Over a third of unemployed Americans are still long-term unemployed, and their government benefits expired more than a month ago.
The number of long-term unemployed, on the other hand, has been declining and hit its lowest level in a year last month.
According to the US Bureau of Labor Statistics, 2.7 million people — 34.5 percent of unemployed Americans — were long-term unemployed in September.
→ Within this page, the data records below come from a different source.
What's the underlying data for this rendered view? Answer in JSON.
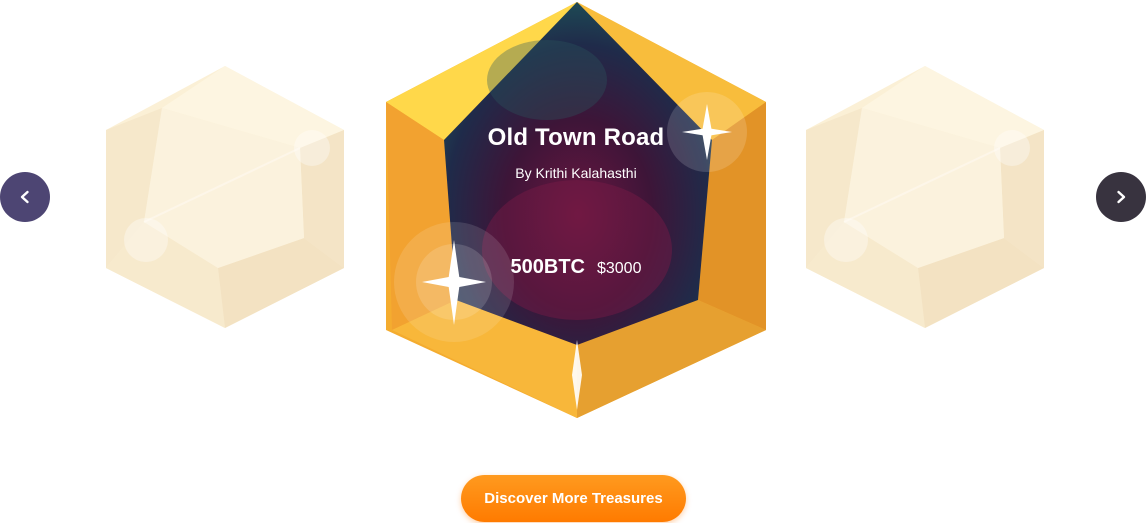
{
  "carousel": {
    "active_card": {
      "title": "Old Town Road",
      "author": "By Krithi Kalahasthi",
      "price_btc": "500BTC",
      "price_usd": "$3000"
    },
    "prev_icon": "chevron-left-icon",
    "next_icon": "chevron-right-icon"
  },
  "cta": {
    "label": "Discover More Treasures"
  },
  "colors": {
    "gem_gold": "#f7b733",
    "gem_gold_dark": "#e39a2a",
    "gem_pale": "#fbefd3",
    "artwork_dark": "#23163a",
    "artwork_magenta": "#6a1640",
    "nav_prev": "#4d4573",
    "nav_next": "#38333f",
    "cta": "#ff8a00"
  }
}
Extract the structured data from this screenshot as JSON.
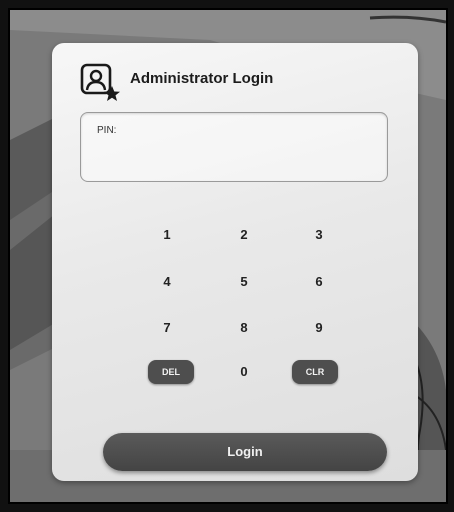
{
  "dialog": {
    "title": "Administrator Login",
    "icon": "admin-user-icon"
  },
  "pin": {
    "label": "PIN:",
    "value": ""
  },
  "keypad": {
    "keys": [
      "1",
      "2",
      "3",
      "4",
      "5",
      "6",
      "7",
      "8",
      "9",
      "DEL",
      "0",
      "CLR"
    ]
  },
  "login_button": {
    "label": "Login"
  },
  "colors": {
    "dialog_background": "#eeeeee",
    "button_dark": "#4e4e4e",
    "text": "#222222"
  }
}
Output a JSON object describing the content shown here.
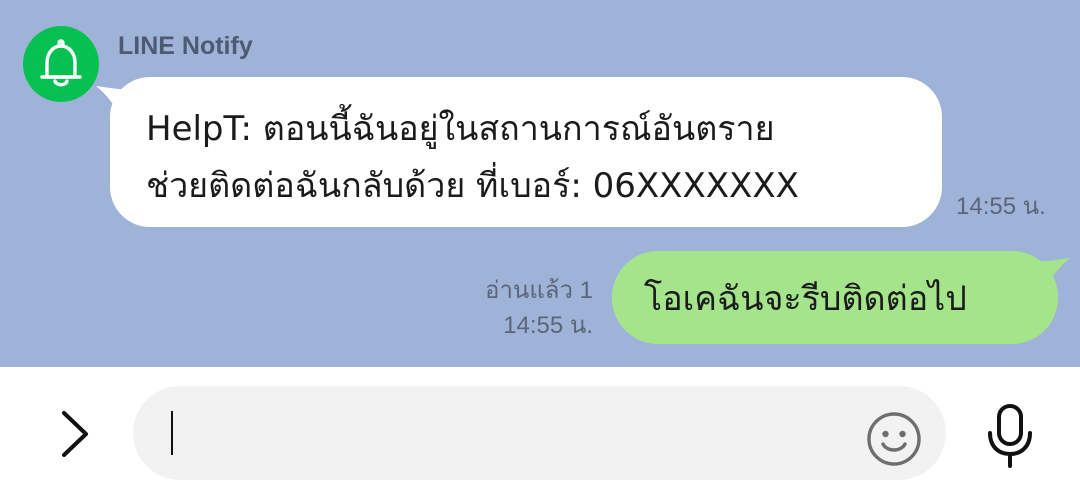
{
  "chat": {
    "background": "#9fb3d9",
    "incoming": {
      "sender": "LINE Notify",
      "avatar_icon": "bell-icon",
      "avatar_color": "#06c152",
      "lines": [
        "HelpT: ตอนนี้ฉันอยู่ในสถานการณ์อันตราย",
        "ช่วยติดต่อฉันกลับด้วย ที่เบอร์: 06XXXXXXX"
      ],
      "time": "14:55 น."
    },
    "outgoing": {
      "text": "โอเคฉันจะรีบติดต่อไป",
      "bubble_color": "#a4e58c",
      "read_status": "อ่านแล้ว 1",
      "time": "14:55 น."
    }
  },
  "input_bar": {
    "expand_icon": "chevron-right-icon",
    "input_value": "",
    "emoji_icon": "smiley-icon",
    "mic_icon": "microphone-icon"
  }
}
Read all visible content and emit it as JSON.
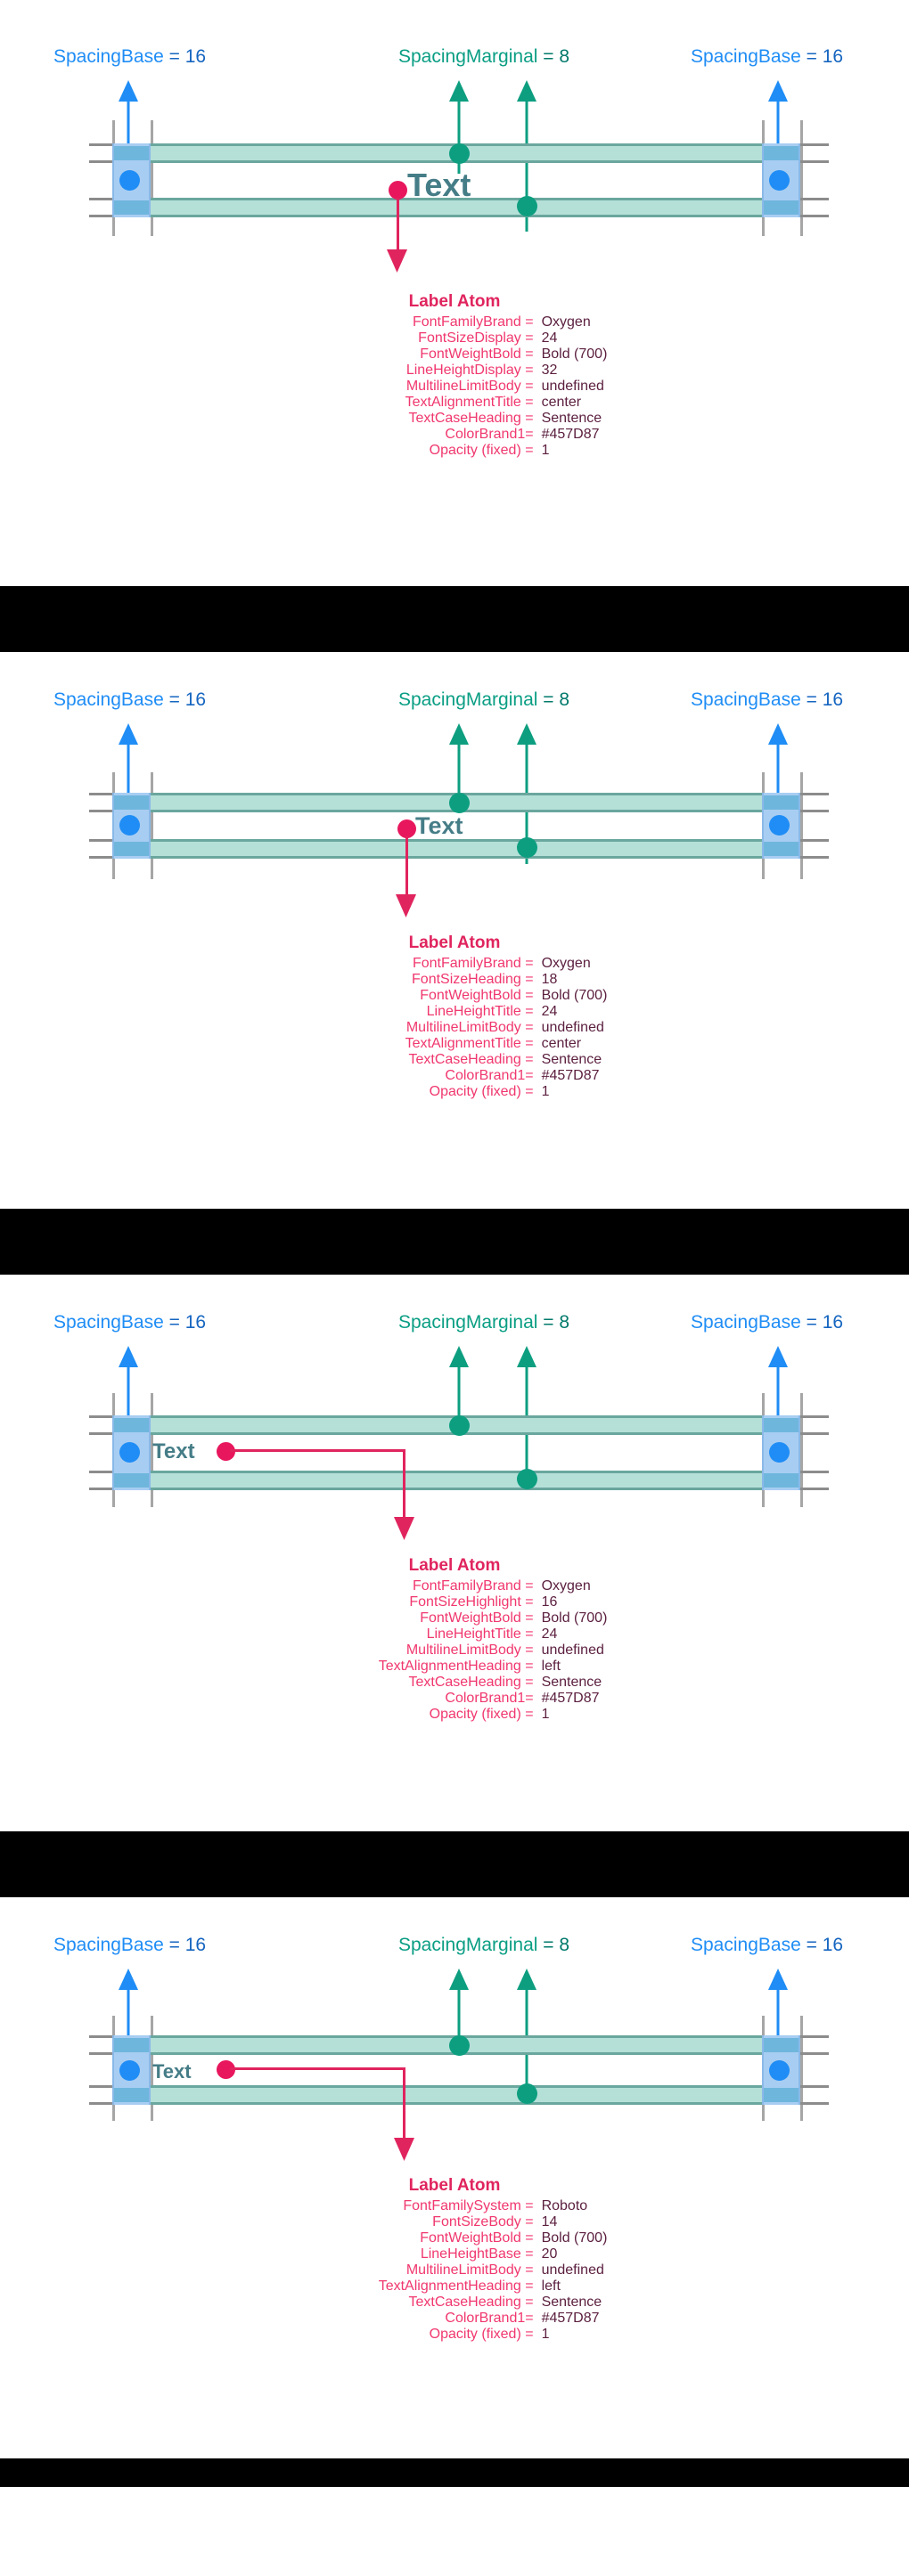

This is a term of unemployment that lasts at least six months and generally exposes households to increased financial risk.
As the economic recovery continues, the number and share of long-term unemployed were at their lowest levels since September and October 2020, respectively.
They’ve also decreased dramatically from pandemic-era highs in March 2021, when nearly 4.3 million people (43.4 percent of all unemployed workers) were classified as long-term unemployed.
“The number of long-term unemployed has decreased by 1.3 million in the last three months,” said Brian Deese, director of the White House’s National Economic Council. “This is the greatest three-month fall recorded by the [Bureau of Labor Statistics] since 1948.”
There are, however, 1.6 million more long-term unemployed than there were prior to the pandemic. These households are no longer eligible for federal income assistance, which expired on Labor Day.
Long-term unemployed individuals are frequently ineligible for state unemployment benefits, which run up to 26 weeks. Congress, on the other hand, had permitted federal compensation for such individuals once their state assistance expired. This aided in stabilizing household finances, which could have deteriorated dramatically otherwise.
Congress once again declined to extend benefits. (It had previously approved two additional extensions following the CARES Act in December 2020 and March 2021.)
Apart from lost income, labor economists report that long-term jobless people often have a harder time finding new work. Their long-term earning potential is often diminished, and they stand a greater likelihood of job loss in the future.
According to the September jobs data, the Covid delta variant wave slowed employment growth, possibly due to hiring cuts in response to weak consumer demand or workers’ reluctance to assume in-person jobs due to health concerns. Additionally, research suggested that unemployment benefits were not discouraging people from seeking job.
The US Department of Labor released a report on Thursday showing a decline in the number of persons seeking unemployment benefits. Benefit claims plummeted to their lowest level since March 14, 2020, during the pandemic’s early stages.
This indicates that the labor market is improving, as Covid infections have declined from their recent peak, which may make it easier for long-term unemployed to obtain work. Certain specialists continue to sound the alarm.
“With job postings remaining high, the fundamentals for economic recovery remain favorable, but progress in finding quality jobs is taking longer than anticipated,” said Andrew Stettner, a senior fellow at The Century Foundation.